1. $vy$包含全部符號$a,b,c$，那麼$uv^ixy^iz$時$a,b,c$的順序會錯，例如 $(aa)(aaabb)(bb)(bccc)(cc)$變成$(aa)(aaabb)(aaabb)(bb)(bccc)(bccc)(cc)$，因此不在L中。
2. $vy$不包含全部符號時，$uv^ixy^iz$會有不相同數量的a,b,c，例如$(aa)(aaa)(bbbbb)(ccc)(cc)$變成$(aa)(aaa)(aaa)(bbbbb)(ccc)(ccc)(cc)$，因此不在L中。

[例題] 重複ww - Showing that $E = \{ww\ |\ w \in \{0,1\}^*\}$ is not a CFL

Proof. Suppose E is context-free. Let p be the pumping length.
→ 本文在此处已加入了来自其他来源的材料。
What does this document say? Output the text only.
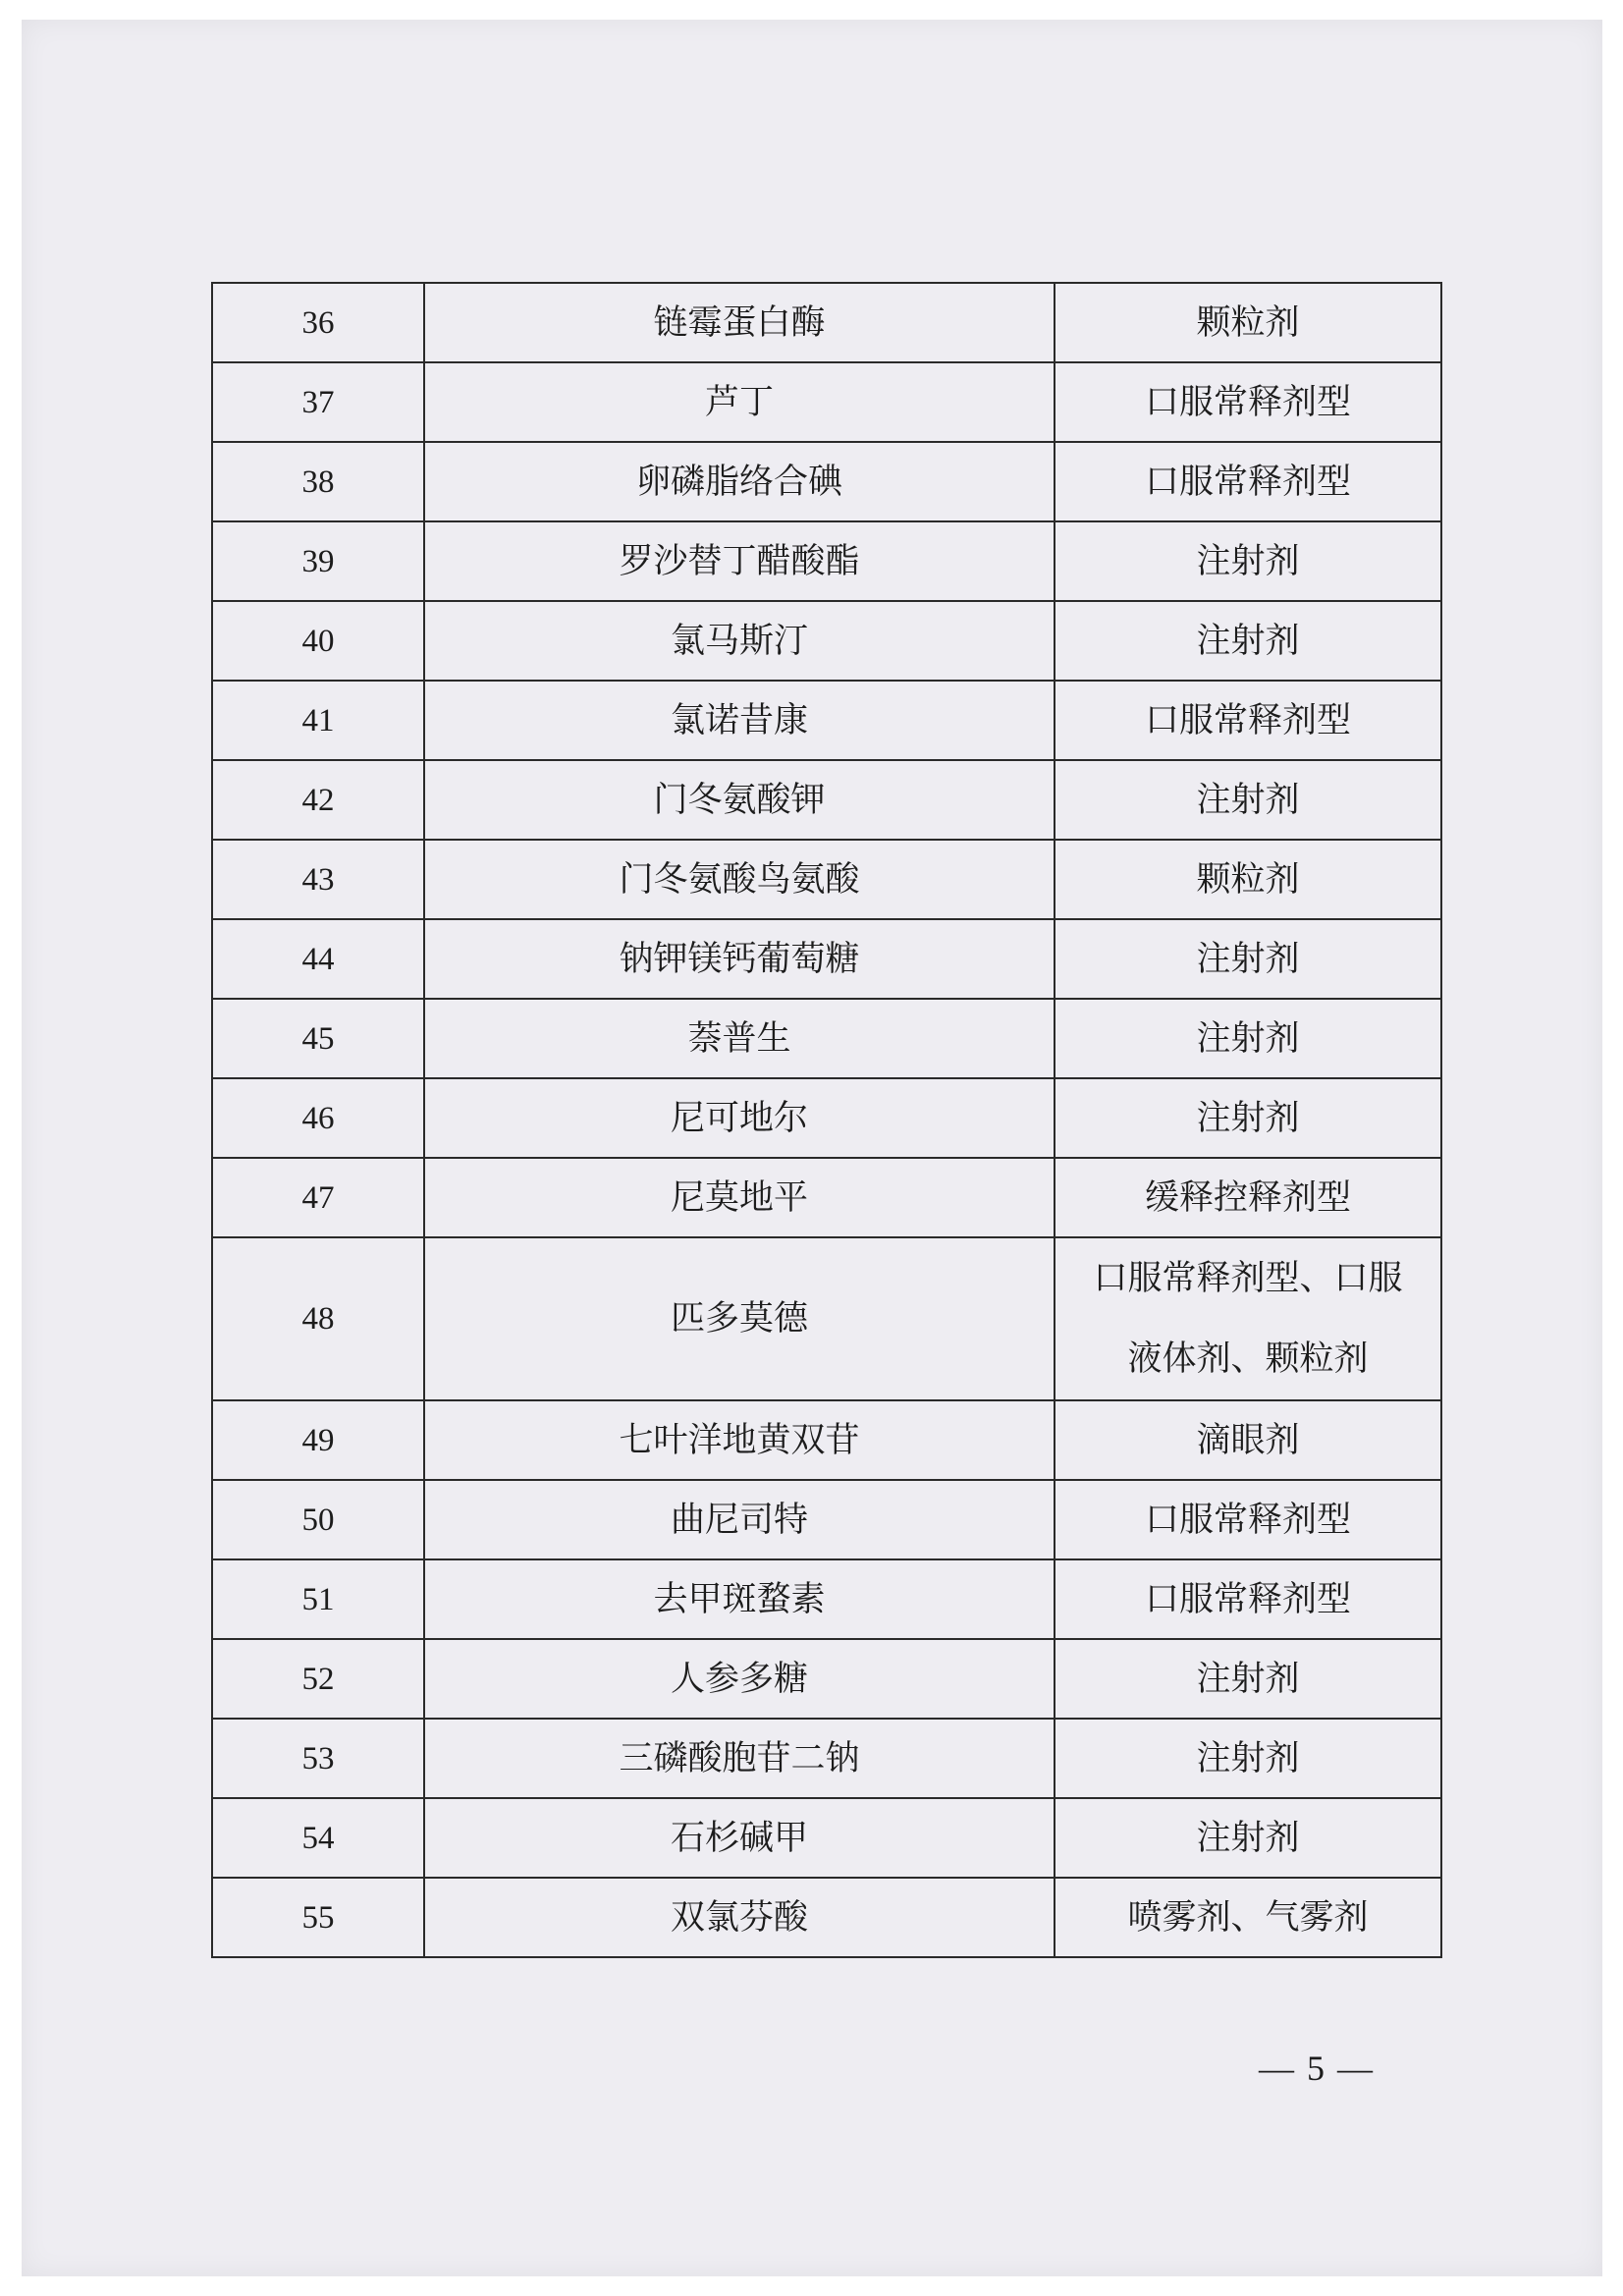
36	链霉蛋白酶	颗粒剂
37	芦丁	口服常释剂型
38	卵磷脂络合碘	口服常释剂型
39	罗沙替丁醋酸酯	注射剂
40	氯马斯汀	注射剂
41	氯诺昔康	口服常释剂型
42	门冬氨酸钾	注射剂
43	门冬氨酸鸟氨酸	颗粒剂
44	钠钾镁钙葡萄糖	注射剂
45	萘普生	注射剂
46	尼可地尔	注射剂
47	尼莫地平	缓释控释剂型
48	匹多莫德	口服常释剂型、口服
液体剂、颗粒剂

49	七叶洋地黄双苷	滴眼剂
50	曲尼司特	口服常释剂型
51	去甲斑蝥素	口服常释剂型
52	人参多糖	注射剂
53	三磷酸胞苷二钠	注射剂
54	石杉碱甲	注射剂
55	双氯芬酸	喷雾剂、气雾剂
— 5 —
• Consider $z = 0^p1^p0^p1^p \in L$.
• Since $|z| > p$, there are $u, v, w, x, y$ such that $z = uvwxy, |vwx| ≤ p, |vx| > 0$ and $uv^iwx^iy \in L$ for all $i ≥ 0$.
• $vwx$ must straddle the midpoint of $z$.
• – Suppose $vwx$ is only in the first half. Then in $uv^2wx^2y$ the second half starts with 1. Thus, it is not of the form $ww$.
• – Case when $vwx$ is only in the second half. Then in $uv^2wx^2y$ the first half ends in a 0. Thus, it is not of the form $ww$.
• – Suppose $vwx$ straddles the middle. Then $uv^0wx^0y$ must be of the form $0^p1^i0^j1^p$, where either $i$ or $j$ is not $p$. Thus, $uv^0wx^0y \notin E$.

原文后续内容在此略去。